Periscopio – Monumenti

lucreziNon c’è da meravigliarsi, naturalmente, del totale silenzio con cui è stata accolta dalla stampa internazionale la notizia dell’ufficiale inaugurazione, lo scorso 10 marzo, alla periferia di Jabalya, ai margini di una trafficata strada che conduce a Gaza City, di un grosso monumento dedicato ai razzi M-75, lanciati nel 2012 verso Israele. Il monumento, riproduce, ovviamente, un missile, di grandi dimensioni, e in stile assolutamente realistico: non si può dire che l’artista che lo ha realizzato abbia brillato in fantasia, ma evidentemente non ce n’era bisogno. Perché mai, se si vuole dedicare un monumento a un missile, occorrerebbe ricorrere all’arte astratta, concettuale o post-moderna, quanto c’è già, bella e pronta, la nota sagoma del missile vero? Non è già il missile, di per sé, sufficientemente evocativo, eloquente, coinvolgente? Se l’arte è fatta di simboli, rinvii, allusioni, tutte queste cose il missile le ha già di suo, non c’è proprio bisogno di ricorrere a metafore criptiche e oblique. Anche un bambino capisce immediatamente a cosa un missile allude, rinvia, cosa simboleggia. La statua di Gaza, perciò, è assolutamente compiuta, perfetta, non ha bisogno di inutili orpelli o camuffamenti. E, se appare comprensibile che venga ignorata dai commentatori politici, non sembra giusto che venga ignorata anche dalla critica d’arte, perché, nella sua essenzialità ed eloquenza, potrebbe piacere a molti critici. L’arte e la morte, si sa, sono sempre andate a braccetto, e non è certo la prima volta che un’opera d’arte celebra la guerra. “La guerra è bella”, recitava il futurista Marinetti, e il grande Damien Hirst, l’artista vivente più pagato al mondo, commentò l’attentato dell’11 settembre (prima di correggersi, dietro prudente suggerimento del suo imbarazzato agente) dicendo, ammirato, che si era trattato di uno spettacolo di alta suggestione visiva.
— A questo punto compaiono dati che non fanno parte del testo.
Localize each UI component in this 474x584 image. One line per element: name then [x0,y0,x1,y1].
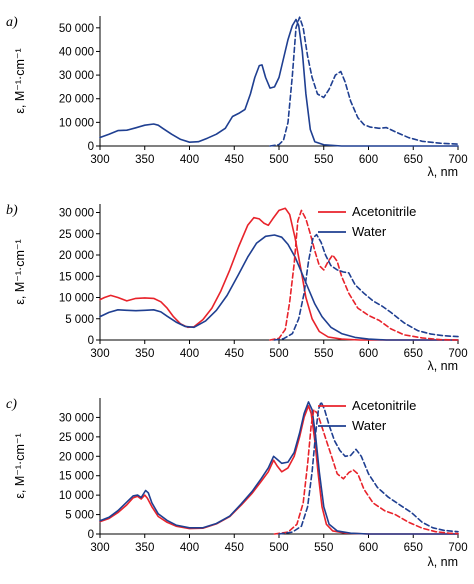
x-tick-label: 650 [404,348,423,360]
x-tick-label: 600 [359,154,378,166]
series-line-solid [99,18,459,147]
x-tick-label: 300 [90,542,109,554]
x-tick-label: 300 [90,348,109,360]
x-tick-label: 400 [180,542,199,554]
x-tick-label: 450 [225,154,244,166]
y-tick-label: 40 000 [59,46,94,58]
panel-1: 0 10 000 20 000 30 000 40 000 50 000 300 350 400… [6,15,468,179]
x-axis-title: λ, nm [427,359,458,373]
x-tick-label: 400 [180,348,199,360]
x-tick-label: 400 [180,154,199,166]
y-tick-label: 15 000 [59,271,94,283]
y-tick-label: 50 000 [59,23,94,35]
y-tick-label: 5 000 [65,314,94,326]
series-line-water-solid [99,234,459,341]
legend-label: Acetonitrile [352,398,416,413]
panel-2: 0 5 000 10 000 15 000 20 000 25 000 30 000 300 3… [6,203,468,373]
legend-label: Water [352,224,387,239]
y-tick-label: 15 000 [59,471,94,483]
y-tick-label: 25 000 [59,229,94,241]
legend-label: Water [352,418,387,433]
x-tick-label: 500 [269,542,288,554]
y-tick-label: 0 [88,335,94,347]
y-tick-label: 20 000 [59,451,94,463]
y-tick-label: 30 000 [59,70,94,82]
x-tick-label: 550 [314,348,333,360]
legend-label: Acetonitrile [352,204,416,219]
y-tick-label: 25 000 [59,432,94,444]
y-tick-label: 10 000 [59,293,94,305]
y-axis-title: ε, M⁻¹·cm⁻¹ [13,433,27,498]
panel-letter: c) [6,397,17,412]
x-tick-label: 500 [269,348,288,360]
x-tick-label: 350 [135,542,154,554]
x-axis-title: λ, nm [427,165,458,179]
y-tick-label: 0 [88,529,94,541]
x-tick-label: 350 [135,154,154,166]
y-tick-label: 10 000 [59,490,94,502]
y-tick-label: 30 000 [59,412,94,424]
series-line-acetonitrile-solid [99,405,459,535]
y-tick-label: 0 [88,141,94,153]
series-line-acetonitrile-dashed [273,408,459,535]
y-tick-label: 30 000 [59,208,94,220]
y-tick-label: 20 000 [59,250,94,262]
y-axis-title: ε, M⁻¹·cm⁻¹ [13,239,27,304]
x-tick-label: 450 [225,542,244,554]
x-axis-title: λ, nm [427,555,458,569]
x-tick-label: 500 [269,154,288,166]
panel-letter: b) [6,203,18,218]
x-tick-label: 700 [448,154,467,166]
series-line-water-dashed [273,233,459,341]
x-tick-label: 550 [314,542,333,554]
panel-3: 0 5 000 10 000 15 000 20 000 25 000 30 000 300 3… [6,397,468,569]
x-tick-label: 350 [135,348,154,360]
x-tick-label: 300 [90,154,109,166]
x-tick-label: 600 [359,348,378,360]
y-tick-label: 10 000 [59,117,94,129]
y-tick-label: 20 000 [59,94,94,106]
series-line-acetonitrile-solid [99,207,459,341]
series-line-water-solid [99,401,459,535]
x-tick-label: 600 [359,542,378,554]
panel-letter: a) [6,15,18,30]
x-tick-label: 700 [448,348,467,360]
x-tick-label: 650 [404,542,423,554]
series-line-acetonitrile-dashed [269,209,459,341]
y-axis-title: ε, M⁻¹·cm⁻¹ [13,48,27,113]
x-tick-label: 700 [448,542,467,554]
x-tick-label: 650 [404,154,423,166]
x-tick-label: 450 [225,348,244,360]
series-line-dashed [269,16,459,147]
series-line-water-dashed [278,401,459,535]
y-tick-label: 5 000 [65,510,94,522]
x-tick-label: 550 [314,154,333,166]
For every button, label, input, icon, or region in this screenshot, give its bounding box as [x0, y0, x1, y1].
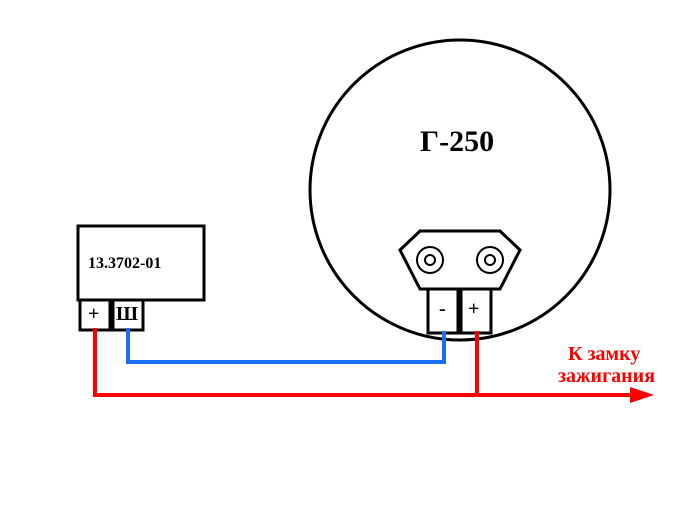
generator-terminal-minus-text: - — [439, 298, 446, 320]
generator-terminal-plus-text: + — [468, 298, 479, 320]
regulator-label: 13.3702-01 — [88, 255, 161, 273]
wire-blue — [128, 330, 444, 362]
wire-red-arrow — [630, 387, 654, 403]
regulator-terminal-plus-text: + — [88, 303, 99, 325]
caption-line2: зажигания — [558, 365, 655, 387]
caption-line1: К замку — [568, 343, 640, 365]
regulator-terminal-sh-text: Ш — [116, 303, 138, 325]
generator-label: Г-250 — [420, 125, 494, 158]
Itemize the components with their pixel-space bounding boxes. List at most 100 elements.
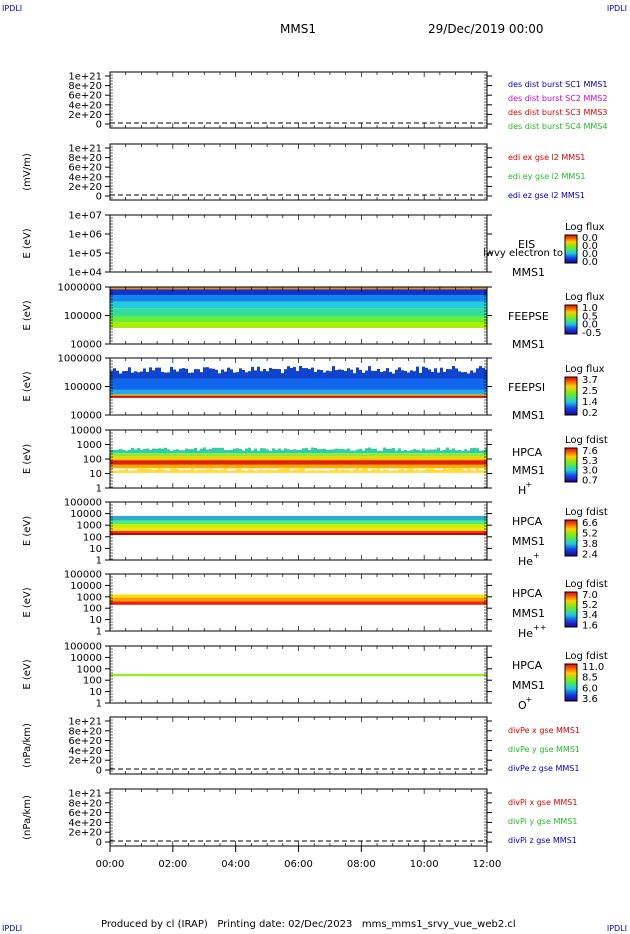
band-hpca-h-0 [263,448,266,454]
band-feepsi-0 [113,368,116,379]
band-hpca-h-5 [404,470,407,473]
colorbar-tick-hpca-h-0: 7.6 [582,446,598,457]
ytick-label-feepsi-2: 10000 [70,411,102,422]
band-feepsi-0 [188,372,191,379]
spectrogram-hpca-hepp [110,594,487,605]
band-feepsi-0 [419,373,422,379]
band-hpca-h-0 [254,448,257,454]
band-feepsi-0 [344,371,347,379]
species-label-hpca-h: H [518,484,526,497]
band-feepsi-0 [428,369,431,379]
band-hpca-h-5 [146,469,149,473]
band-hpca-h-0 [239,449,242,454]
band-feepsi-0 [125,371,128,379]
band-hpca-h-0 [296,449,299,454]
band-hpca-h-0 [371,448,374,454]
panel-feepsi: 1000000 100000 10000 E (eV) FEEPSI MMS1 Log fl… [22,354,605,423]
band-hpca-he-3 [110,528,487,531]
ytick-label-hpca-hepp-2: 1000 [77,592,102,603]
band-hpca-h-0 [362,450,365,454]
ylabel-hpca-o: E (eV) [22,659,33,689]
band-hpca-h-0 [464,449,467,454]
band-hpca-h-0 [479,450,482,454]
colorbar-tick-hpca-o-3: 3.6 [582,694,598,705]
frame-divpi [109,788,488,847]
ytick-label-des-dist-2: 6e+20 [68,91,102,102]
band-hpca-h-5 [275,470,278,473]
band-hpca-h-5 [134,470,137,473]
band-feepsi-0 [275,369,278,379]
band-hpca-h-5 [191,468,194,473]
colorbar-tick-hpca-h-3: 0.7 [582,475,598,486]
ylabel-divpe: (nPa/km) [22,723,33,768]
band-feepse-2 [110,295,487,302]
colorbar-tick-hpca-hepp-0: 7.0 [582,590,598,601]
colorbar-tick-eis-1: 0.0 [582,241,598,252]
xtick-label-1: 02:00 [158,859,187,870]
band-feepsi-0 [470,370,473,379]
band-feepsi-0 [242,370,245,379]
band-hpca-h-0 [161,448,164,454]
band-hpca-h-5 [128,470,131,473]
legend-des-dist-1: des dist burst SC2 MMS2 [508,94,607,103]
band-feepsi-0 [191,372,194,379]
band-hpca-h-5 [440,470,443,473]
band-feepsi-0 [449,369,452,379]
band-hpca-h-5 [416,469,419,473]
band-feepsi-0 [215,369,218,379]
band-hpca-he-2 [110,524,487,529]
legend-divpi-2: divPi z gse MMS1 [508,836,577,845]
ytick-label-feepse-1: 100000 [64,311,102,322]
band-hpca-h-5 [347,469,350,473]
band-hpca-h-0 [404,449,407,454]
colorbar-tick-hpca-hepp-1: 5.2 [582,600,598,611]
band-feepsi-0 [329,371,332,379]
ytick-label-divpi-1: 8e+20 [68,798,102,809]
band-hpca-h-0 [449,449,452,454]
ytick-label-hpca-h-1: 1000 [77,440,102,451]
band-feepsi-0 [479,366,482,379]
legend-divpe-0: divPe x gse MMS1 [508,726,580,735]
band-hpca-h-5 [374,469,377,473]
legend-edi-1: edi ey gse l2 MMS1 [508,172,586,181]
band-hpca-h-0 [467,450,470,454]
band-hpca-h-0 [269,450,272,454]
band-hpca-o-0 [110,673,487,677]
band-hpca-h-5 [284,468,287,473]
band-hpca-h-5 [485,469,487,473]
band-hpca-h-5 [434,469,437,473]
band-hpca-h-5 [386,470,389,473]
ytick-label-divpe-4: 2e+20 [68,756,102,767]
band-hpca-h-0 [293,449,296,454]
legend-divpe-1: divPe y gse MMS1 [508,745,580,754]
xtick-label-3: 06:00 [284,859,313,870]
colorbar-hpca-hepp [564,591,578,628]
band-feepsi-0 [302,368,305,379]
band-hpca-h-0 [176,449,179,454]
band-feepsi-0 [116,370,119,379]
band-hpca-h-0 [326,449,329,454]
colorbar-tick-feepse-3: -0.5 [582,328,602,339]
band-feepsi-0 [314,372,317,379]
band-hpca-h-0 [431,449,434,454]
colorbar-tick-hpca-he-1: 5.2 [582,528,598,539]
band-feepsi-0 [482,367,485,379]
band-hpca-h-0 [185,448,188,454]
frame-eis [109,214,488,273]
colorbar-title-hpca-o: Log fdist [565,651,608,662]
band-hpca-h-0 [230,449,233,454]
band-hpca-h-5 [113,470,116,473]
band-feepsi-0 [407,372,410,379]
band-hpca-h-5 [329,470,332,473]
ytick-label-des-dist-1: 8e+20 [68,81,102,92]
band-feepsi-0 [461,372,464,379]
band-feepsi-0 [173,369,176,379]
band-hpca-h-0 [158,448,161,454]
band-hpca-h-5 [413,470,416,473]
band-hpca-h-5 [143,468,146,473]
ylabel-feepsi: E (eV) [22,371,33,401]
band-hpca-hepp-2 [110,601,487,605]
band-hpca-h-0 [335,448,338,454]
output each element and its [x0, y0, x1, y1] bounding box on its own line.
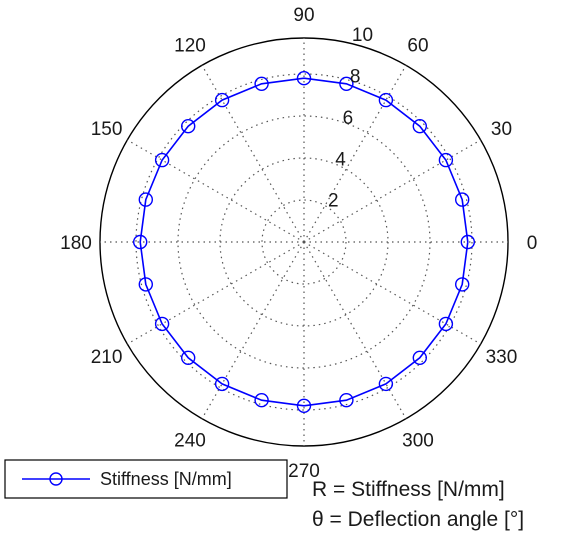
data-point	[154, 152, 170, 168]
theta-tick-label: 30	[491, 119, 512, 140]
grid-ring	[135, 73, 473, 411]
theta-tick-label: 150	[91, 119, 123, 140]
data-point	[214, 92, 230, 108]
legend-label: Stiffness [N/mm]	[100, 469, 232, 489]
grid-spoke	[303, 139, 481, 243]
data-point	[254, 76, 269, 92]
data-point	[138, 277, 154, 292]
data-point	[254, 393, 269, 408]
data-point	[460, 234, 475, 250]
data-point	[296, 398, 312, 413]
grid-spoke	[201, 241, 305, 419]
data-point	[154, 316, 170, 332]
r-label-note: R = Stiffness [N/mm]	[312, 478, 505, 501]
grid-spoke	[303, 241, 407, 419]
data-point	[412, 118, 427, 134]
polar-grid	[99, 37, 509, 447]
theta-tick-label: 90	[293, 5, 314, 26]
grid-spoke	[127, 241, 305, 345]
grid-spoke	[303, 65, 407, 243]
data-point	[378, 376, 394, 392]
grid-ring	[177, 115, 431, 369]
theta-tick-label: 300	[402, 430, 434, 451]
theta-tick-label: 60	[407, 36, 428, 57]
theta-tick-label: 330	[486, 347, 518, 368]
data-point	[438, 316, 454, 332]
theta-tick-label: 270	[288, 461, 320, 482]
data-point	[132, 234, 148, 250]
grid-spoke	[303, 241, 481, 345]
theta-tick-label: 180	[60, 233, 92, 254]
data-point	[138, 192, 154, 207]
data-point	[214, 376, 230, 392]
data-point	[180, 118, 196, 134]
data-point	[455, 192, 470, 207]
data-point	[339, 76, 354, 92]
legend: Stiffness [N/mm]	[4, 459, 288, 499]
data-point	[438, 152, 454, 168]
r-tick-label: 8	[350, 67, 361, 88]
r-tick-label: 6	[343, 108, 354, 129]
grid-ring	[261, 199, 347, 285]
r-tick-label: 4	[335, 149, 346, 170]
data-point	[412, 350, 427, 365]
data-point	[455, 277, 470, 292]
data-point	[378, 92, 394, 108]
theta-tick-label: 120	[174, 36, 206, 57]
series-layer	[132, 70, 475, 413]
theta-label-note: θ = Deflection angle [°]	[312, 508, 524, 531]
data-point	[339, 393, 354, 408]
r-tick-label: 2	[328, 191, 339, 212]
theta-tick-label: 0	[527, 233, 538, 254]
grid-spoke	[201, 65, 305, 243]
r-tick-label: 10	[352, 25, 373, 46]
theta-tick-label: 240	[174, 430, 206, 451]
data-point	[180, 350, 196, 365]
grid-spoke	[127, 139, 305, 243]
series-line	[139, 77, 469, 407]
data-point	[296, 70, 312, 86]
tick-labels: 0 30 60 90 120 150 180 210 240 270 300 330 2 4 6 8 10	[60, 5, 537, 482]
theta-tick-label: 210	[91, 347, 123, 368]
legend-marker	[49, 472, 63, 486]
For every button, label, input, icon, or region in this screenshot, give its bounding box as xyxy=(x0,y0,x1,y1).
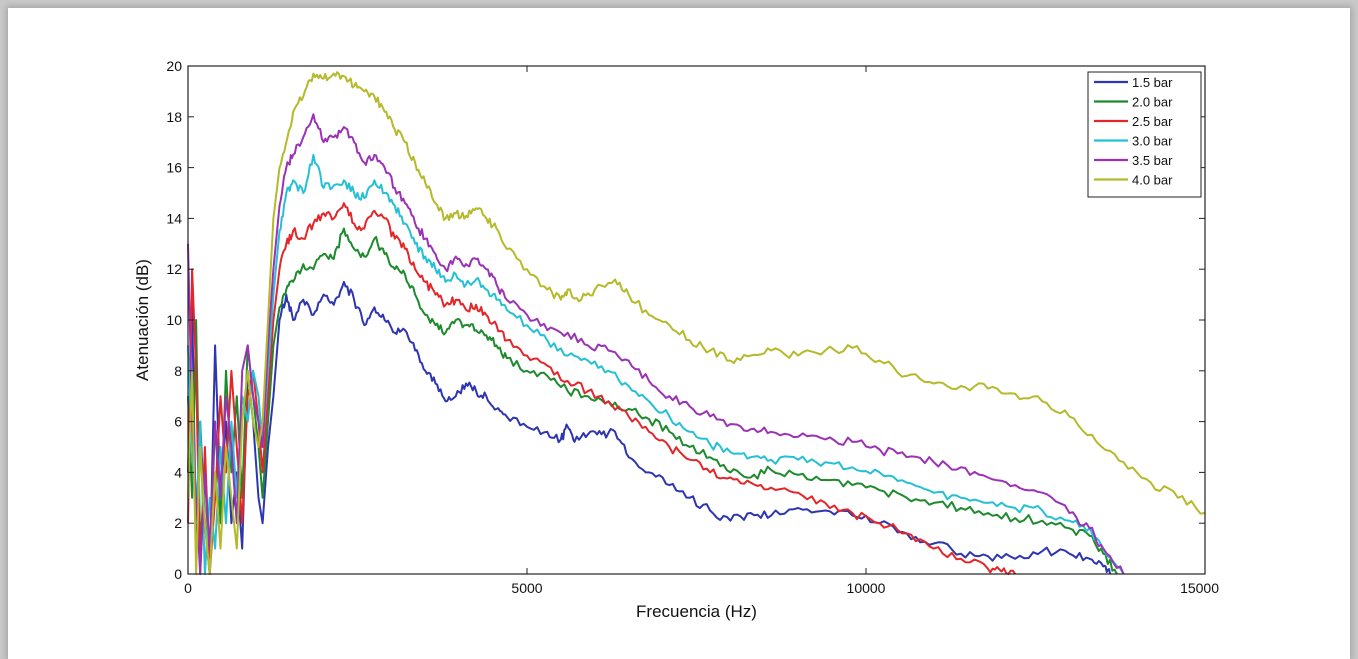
y-tick-label: 14 xyxy=(166,210,182,226)
y-tick-label: 4 xyxy=(174,464,182,480)
legend-label: 2.5 bar xyxy=(1132,114,1173,129)
legend-label: 3.5 bar xyxy=(1132,153,1173,168)
series-line-2-5-bar xyxy=(187,202,1017,575)
y-tick-label: 10 xyxy=(166,312,182,328)
y-tick-label: 12 xyxy=(166,261,182,277)
y-tick-label: 0 xyxy=(174,566,182,582)
y-axis-label: Atenuación (dB) xyxy=(133,259,152,381)
y-tick-label: 6 xyxy=(174,414,182,430)
figure-card: 0 5000 10000 15000 0 2 4 6 8 10 12 14 16 18 20 Frecuen… xyxy=(8,8,1350,659)
legend-label: 2.0 bar xyxy=(1132,95,1173,110)
y-tick-label: 20 xyxy=(166,58,182,74)
y-tick-label: 16 xyxy=(166,160,182,176)
legend-label: 4.0 bar xyxy=(1132,173,1173,188)
x-tick-label: 0 xyxy=(184,580,192,596)
series-line-4-0-bar xyxy=(187,71,1206,575)
legend-label: 1.5 bar xyxy=(1132,75,1173,90)
series-line-2-0-bar xyxy=(187,227,1118,575)
x-tick-label: 15000 xyxy=(1180,580,1219,596)
series-line-3-0-bar xyxy=(187,153,1125,575)
y-tick-label: 8 xyxy=(174,363,182,379)
x-tick-label: 5000 xyxy=(511,580,542,596)
series-line-1-5-bar xyxy=(187,280,1112,575)
axis-ticks: 0 5000 10000 15000 0 2 4 6 8 10 12 14 16 18 20 xyxy=(166,58,1219,596)
x-axis-label: Frecuencia (Hz) xyxy=(636,602,757,621)
plot-lines xyxy=(187,71,1206,575)
legend: 1.5 bar 2.0 bar 2.5 bar 3.0 bar 3.5 bar 4.0 b… xyxy=(1087,71,1202,198)
y-tick-label: 2 xyxy=(174,515,182,531)
x-tick-label: 10000 xyxy=(847,580,886,596)
y-tick-label: 18 xyxy=(166,109,182,125)
legend-box xyxy=(1087,71,1202,198)
series-line-3-5-bar xyxy=(187,113,1125,575)
legend-label: 3.0 bar xyxy=(1132,134,1173,149)
line-chart: 0 5000 10000 15000 0 2 4 6 8 10 12 14 16 18 20 Frecuen… xyxy=(133,58,1219,621)
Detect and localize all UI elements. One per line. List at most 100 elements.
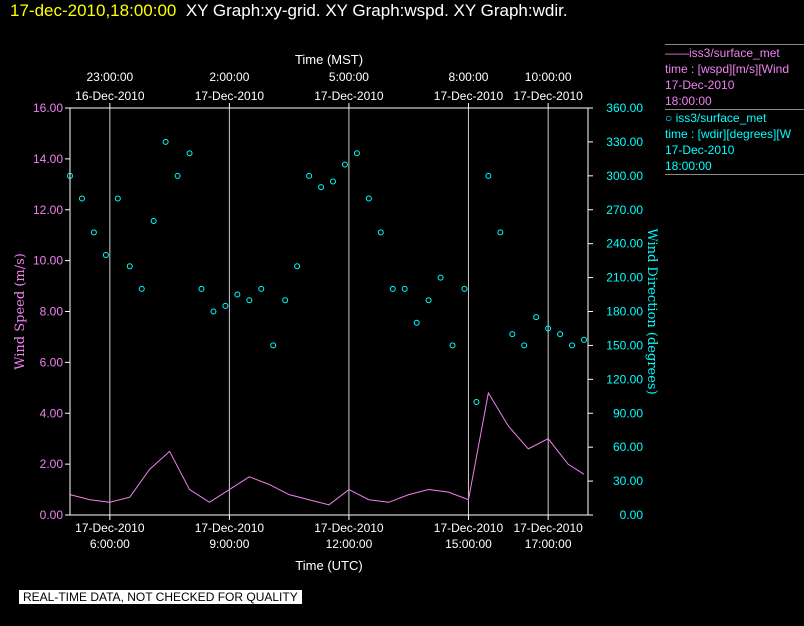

Confidiamo e auspichiamo, pertanto, che il missile di Gaza ottenga, sui libri di storia dell’arte, un suo, pur piccolo, spazio. Obiettivamente, se lo merita. Tanto più che gli artisti che lo hanno ideato e realizzato hanno anche pensato di rendere la rappresentazione ancora più realistica, accompagnando l’inaugurazione col lancio di numerosi missili veri. Un’operazione assolutamente necessaria, dal punto di vista non militare, ma artistico, perché è proprio il lancio dei missili veri a chiarire il significato profondo del missile-monumento, che altrimenti rischierebbe di confondersi con i tanti banali fusti di cannone messi in bella mostra nelle pubbliche piazze, a commemorazione di antiche battaglie, che nessuno ricorda più. Hamas non diventerà mai qualcosa del genere, non farà mai vuota arte celebrativa. La sua non è mera raffigurazione, rappresentazione, ma qualcosa di più: è arte vivente, arte-realtà. Il giorno in cui dovesse esserci la pace con i vicini, l’avveniristico monumento, privato del suo indispensabile corredo di razzi veri, diventerebbe immediatamente vecchio, melenso, retorico. Nel guardarlo, la gente non proverebbe nessun brivido, e presto nessuno lo guarderebbe più. Per amore dell’arte, non dovrà mai succedere.